Jens Ipsen was just 28 when he crashed his Hurricane fighter plane during a low flying exercise on November 6 1941 at Low Fen Farm, Lakesend, but he never forgot the village he believed saved his life and on Thursday his sons Alan and John brought their father’s ashes from Denmark for interment at Upwell parish church.
Frank Humm, one of those who helped organised Thursday’s service at St Peter’s Church said Jens had visited Upwell several times over the years and often referred to it as like ‘coming home’.
“I think this area is a lot like some parts of Denmark and so it reminded him of home while he was here during the war. He fell in love with Upwell and I think he felt the village saved his life. It was his last wish to have his ashes buried in the village churchyard,” said Frank.
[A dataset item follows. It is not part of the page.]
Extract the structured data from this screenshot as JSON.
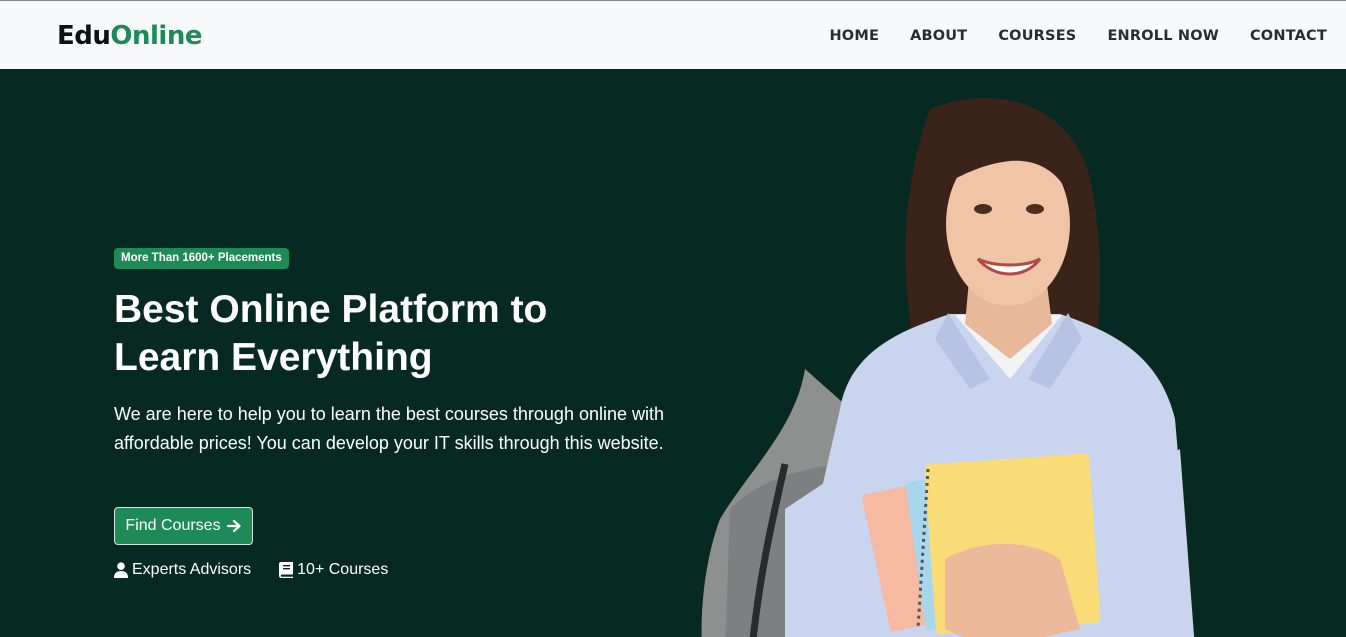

Thursday’s service was attended by many villagers as well as the Wing Commander from RAF Marham, a representative from the Danish Embassy in London and members of the Fenland and West Norfolk Aircraft Preservation Society (FAWNAPS).
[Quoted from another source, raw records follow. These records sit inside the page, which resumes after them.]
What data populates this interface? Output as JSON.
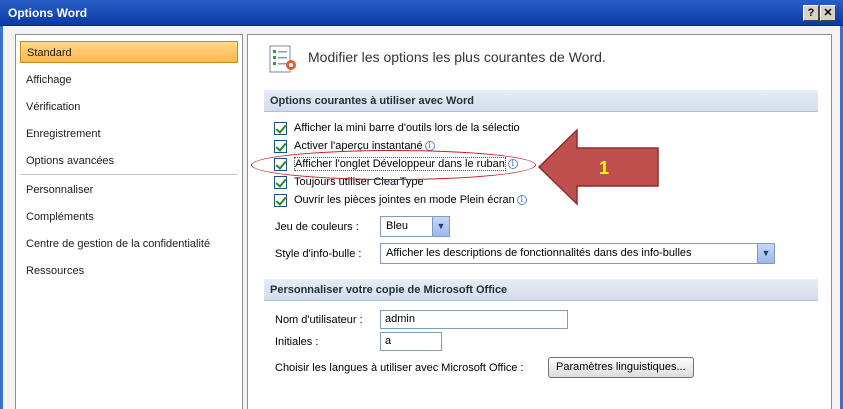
{
  "window": {
    "title": "Options Word",
    "help_glyph": "?",
    "close_glyph": "✕"
  },
  "sidebar": {
    "items": [
      {
        "label": "Standard"
      },
      {
        "label": "Affichage"
      },
      {
        "label": "Vérification"
      },
      {
        "label": "Enregistrement"
      },
      {
        "label": "Options avancées"
      },
      {
        "label": "Personnaliser"
      },
      {
        "label": "Compléments"
      },
      {
        "label": "Centre de gestion de la confidentialité"
      },
      {
        "label": "Ressources"
      }
    ],
    "selected": 0
  },
  "main": {
    "heading": "Modifier les options les plus courantes de Word.",
    "section1": {
      "title": "Options courantes à utiliser avec Word",
      "checkboxes": [
        {
          "label": "Afficher la mini barre d'outils lors de la sélectio",
          "checked": true
        },
        {
          "label": "Activer l'aperçu instantané",
          "checked": true
        },
        {
          "label": "Afficher l'onglet Développeur dans le ruban",
          "checked": true
        },
        {
          "label": "Toujours utiliser ClearType",
          "checked": true
        },
        {
          "label": "Ouvrir les pièces jointes en mode Plein écran",
          "checked": true
        }
      ],
      "color_scheme_label": "Jeu de couleurs :",
      "color_scheme_value": "Bleu",
      "tooltip_style_label": "Style d'info-bulle :",
      "tooltip_style_value": "Afficher les descriptions de fonctionnalités dans des info-bulles"
    },
    "section2": {
      "title": "Personnaliser votre copie de Microsoft Office",
      "username_label": "Nom d'utilisateur :",
      "username_value": "admin",
      "initials_label": "Initiales :",
      "initials_value": "a",
      "languages_label": "Choisir les langues à utiliser avec Microsoft Office :",
      "languages_button": "Paramètres linguistiques..."
    }
  },
  "annotation": {
    "number": "1",
    "arrow_color": "#c0504d",
    "number_color": "#ffff00"
  },
  "icons": {
    "info": "info-icon",
    "options": "options-icon"
  }
}
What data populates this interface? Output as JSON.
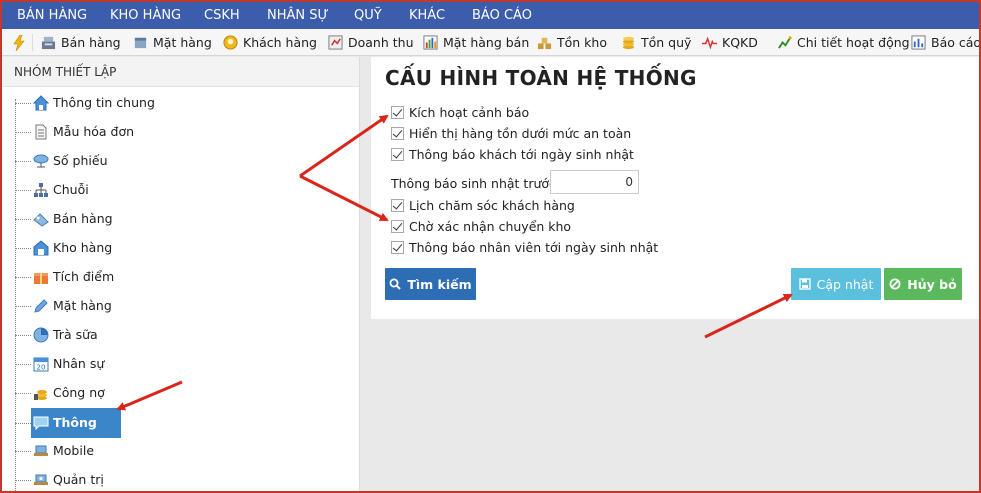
{
  "top_menu": [
    "BÁN HÀNG",
    "KHO HÀNG",
    "CSKH",
    "NHÂN SỰ",
    "QUỸ",
    "KHÁC",
    "BÁO CÁO"
  ],
  "toolbar": [
    "Bán hàng",
    "Mặt hàng",
    "Khách hàng",
    "Doanh thu",
    "Mặt hàng bán",
    "Tồn kho",
    "Tồn quỹ",
    "KQKD",
    "Chi tiết hoạt động",
    "Báo cáo"
  ],
  "sidebar": {
    "header": "NHÓM THIẾT LẬP",
    "items": [
      "Thông tin chung",
      "Mẫu hóa đơn",
      "Số phiếu",
      "Chuỗi",
      "Bán hàng",
      "Kho hàng",
      "Tích điểm",
      "Mặt hàng",
      "Trà sữa",
      "Nhân sự",
      "Công nợ",
      "Thông báo",
      "Mobile",
      "Quản trị"
    ],
    "active": "Thông báo"
  },
  "main": {
    "title": "CẤU HÌNH TOÀN HỆ THỐNG",
    "checks": [
      "Kích hoạt cảnh báo",
      "Hiển thị hàng tồn dưới mức an toàn",
      "Thông báo khách tới ngày sinh nhật"
    ],
    "bday_label": "Thông báo sinh nhật trước",
    "bday_value": "0",
    "checks2": [
      "Lịch chăm sóc khách hàng",
      "Chờ xác nhận chuyển kho",
      "Thông báo nhân viên tới ngày sinh nhật"
    ],
    "search_label": "Tìm kiếm",
    "update_label": "Cập nhật",
    "cancel_label": "Hủy bỏ"
  },
  "colors": {
    "menu": "#3b5dab",
    "active_item": "#3a86c8",
    "search": "#2d6db3",
    "update": "#5bc0de",
    "cancel": "#5cb85c",
    "arrow": "#d9261c"
  },
  "icons": {
    "toolbar_lead": "lightning-icon",
    "search": "search-icon",
    "update": "save-icon",
    "cancel": "ban-icon"
  }
}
FAWNAPS had hosted a visit by Jens to the museum at West Walton in 2005 when he and his son John also visited the crash site and Sutton Bridge, where he was based during the war.
The service, which was conducted by the Rev Alan Jesson, included a hymn and a prayer before the interment ceremony.
Jens’ sons stayed in the village for a few days and were given a brief tour of the area, which had come to mean so much to their father.
Jens died of natural causes in June this year aged 98 having lived a full and eventful life and now a granite plaque engraved with the RAF emblem marks his last resting place.
Organisers of Thursday’s service had hoped to get a Hurricane flypast from the Battle of Britain Memorial flight to mark the sombre occasion but were unable to secure the tribute.
After recovering for six weeks in hospital in Ely after his crash Jens was stationed down south before being shipped to Malta where he saw out the war.
Afterwards Jens returned to Denmark where he flew Seaplanes around Iceland for the Danish air force but he never forgot his time in the Fens and the people who helped him after his crash.